Whatever you say, boss: Pep and Messi in 2008
Had Barça been eliminated or Messi injured then history might have been utterly different. Smart or lucky? You decide. Either way, he’d got the world’s best player immediately on side. “From the first moment Pep was brilliant to me,” says Messi. “He told me what he’d demand from me but listened to my wish that I should play what might have been my only Olympics. I can only say that I owe him.”
Another piece of fine man-management came weeks later. After getting rid of divisive duo Ronaldinho and Deco, another tricky character, Samuel Eto’o was next for the exit. But after watching the first few weeks of training, the new boss changed his mind. “His attitude and work have won me over,” was Guardiola’s verdict.
Eto’o played brilliantly in that treble-winning season, scoring the goal which won the Champions League final after being warned that he would be allowed not one single blot on his copy-book. But that June, Eto’o was out, this time definitively, because of “a lack of feeling” between the two.
The majority of those Guardiola has worked with can’t speak highly enough of him, though. Busquets is one of those who has been promoted from B team success with Guardiola to Champions League and World Cup glory. “Pep is identical now to what he was like then,” he explains. “He studies endlessly, prepares in detail, draws the maximum from his players and makes us ready for the opposing team.
"It involves many hours watching videos but also a huge knowledge as a coach and experience as a player.” His assistant, Tito Vilanova, a childhood friend, says Guardiola’s X-factor is his “contagious self-confidence.

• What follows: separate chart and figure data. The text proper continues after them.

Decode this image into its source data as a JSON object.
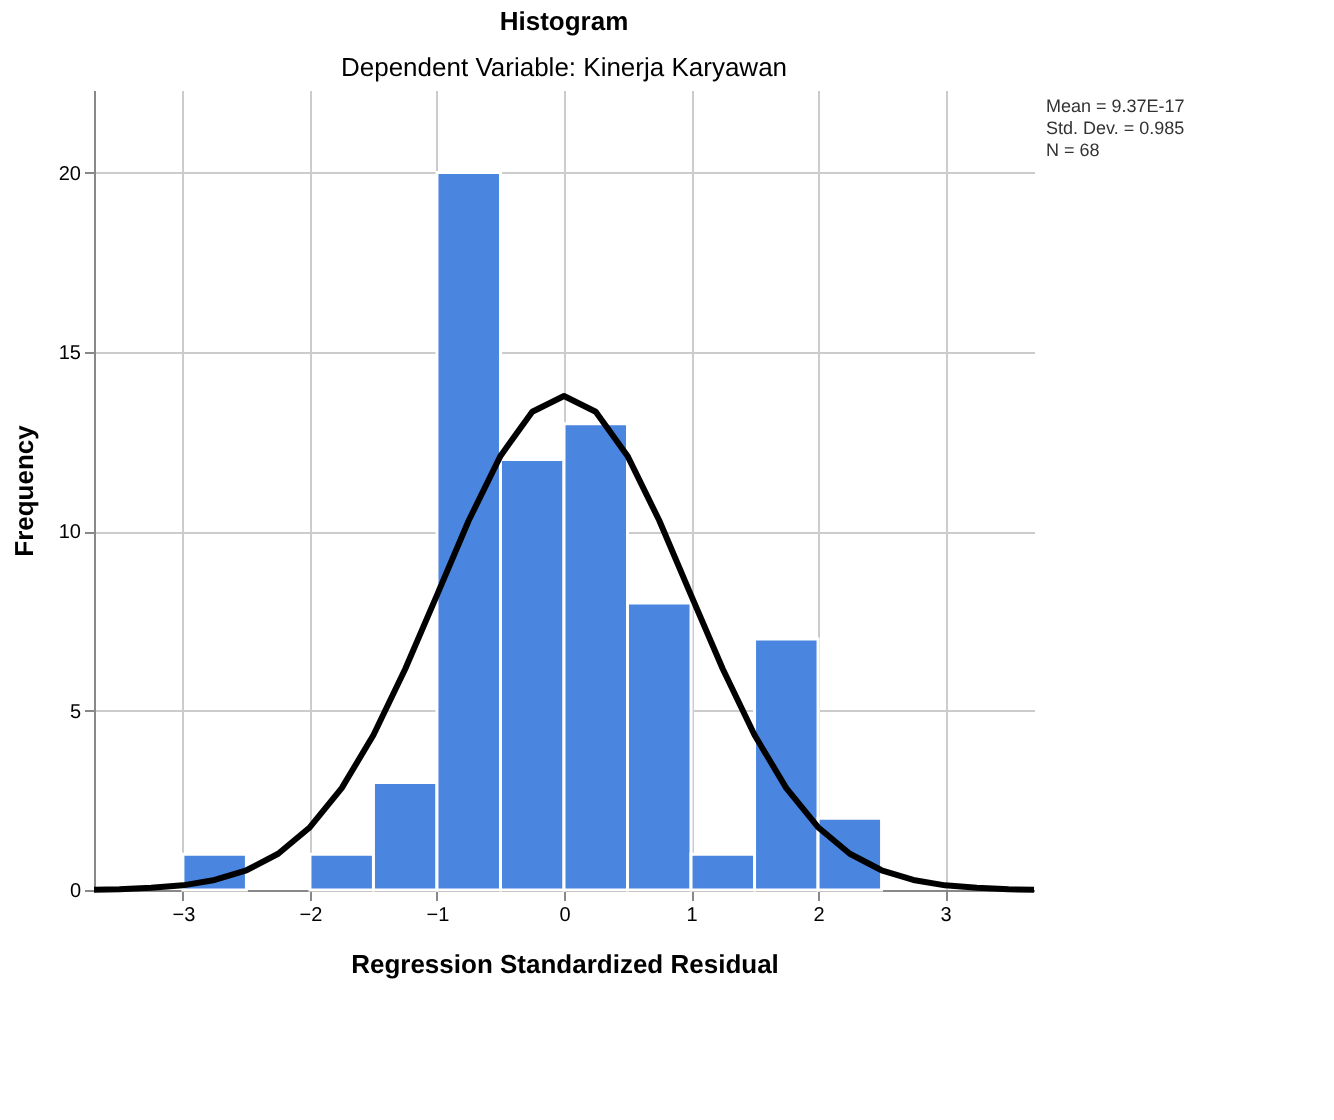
{
  "chart_data": {
    "type": "histogram",
    "title": "Histogram",
    "subtitle": "Dependent Variable: Kinerja Karyawan",
    "xlabel": "Regression Standardized Residual",
    "ylabel": "Frequency",
    "bins": [
      -3,
      -2.5,
      -2,
      -1.5,
      -1,
      -0.5,
      0,
      0.5,
      1,
      1.5,
      2,
      2.5
    ],
    "series": [
      {
        "color": "#4a86e0",
        "values": [
          1,
          0,
          1,
          3,
          20,
          12,
          13,
          8,
          1,
          7,
          2
        ]
      },
      {
        "type": "line",
        "color": "#000000",
        "x": [
          -3.7,
          -3.5,
          -3.25,
          -3,
          -2.75,
          -2.5,
          -2.25,
          -2,
          -1.75,
          -1.5,
          -1.25,
          -1,
          -0.75,
          -0.5,
          -0.25,
          0,
          0.25,
          0.5,
          0.75,
          1,
          1.25,
          1.5,
          1.75,
          2,
          2.25,
          2.5,
          2.75,
          3,
          3.25,
          3.5,
          3.7
        ],
        "values": [
          0.01,
          0.02,
          0.06,
          0.13,
          0.28,
          0.55,
          1.01,
          1.75,
          2.84,
          4.32,
          6.16,
          8.22,
          10.3,
          12.1,
          13.33,
          13.77,
          13.33,
          12.1,
          10.3,
          8.22,
          6.16,
          4.32,
          2.84,
          1.75,
          1.01,
          0.55,
          0.28,
          0.13,
          0.06,
          0.02,
          0.01
        ]
      }
    ],
    "xlim": [
      -3.7,
      3.7
    ],
    "xticks": [
      -3,
      -2,
      -1,
      0,
      1,
      2,
      3
    ],
    "ylim": [
      0,
      22.3
    ],
    "yticks": [
      0,
      5,
      10,
      15,
      20
    ],
    "grid": true,
    "annotations": [
      "Mean = 9.37E-17",
      "Std. Dev. = 0.985",
      "N = 68"
    ]
  }
}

His will to win is matched by a complete belief that he’ll win and an ability to explain how to do it.”
But for how long is Guardiola going to keep winning with Barça? “Pep loves this club madly and lives his work with too much intensity,” says legendary Barcelona water polo Olympian Manuel Estiarte, who was brought in by Guardiola as the club’s director of external relations. “I’ve occasionally had to tell him to take it easy so that he doesn’t burn out.”
Exit stage left: Pep Guardiola, 27th April 2012
Indeed, there is a feeling that he isn’t in it for the long haul. Johan Cruyff even speculated that Guardiola, whose contract only extends to the end of the 2011-12 season, might walk away following the Wembley triumph. After all, how much better can it get? But the remarkable win in London has renewed his energy and enthusiasm for the job and he told his players “it doesn’t end here” after the game.
So where does it end? Perhaps those of us who enjoy what Guardiola has created will get another year from him at the Nou Camp. He believes that he has set up a style of thinking, of working and of playing that can live beyond his specific mandate.
But his wanderlust, the same instinct which told him to abandon the nest and sample different languages and cultures, will take him to coaching duties in England and Italy – perhaps even Qatar again before he eventually returns to Barcelona as president. Of that FFT is quite sure.
In the meantime, the rest of us should just keep our seatbelts fastened and enjoy what remains of the ride.
On 27th April 2012, Pep Guardiola announced his intention to step down as Barcelona coach at the end of the season. His replacement will be Tito Vilanova, his assistant and 'guard dog'.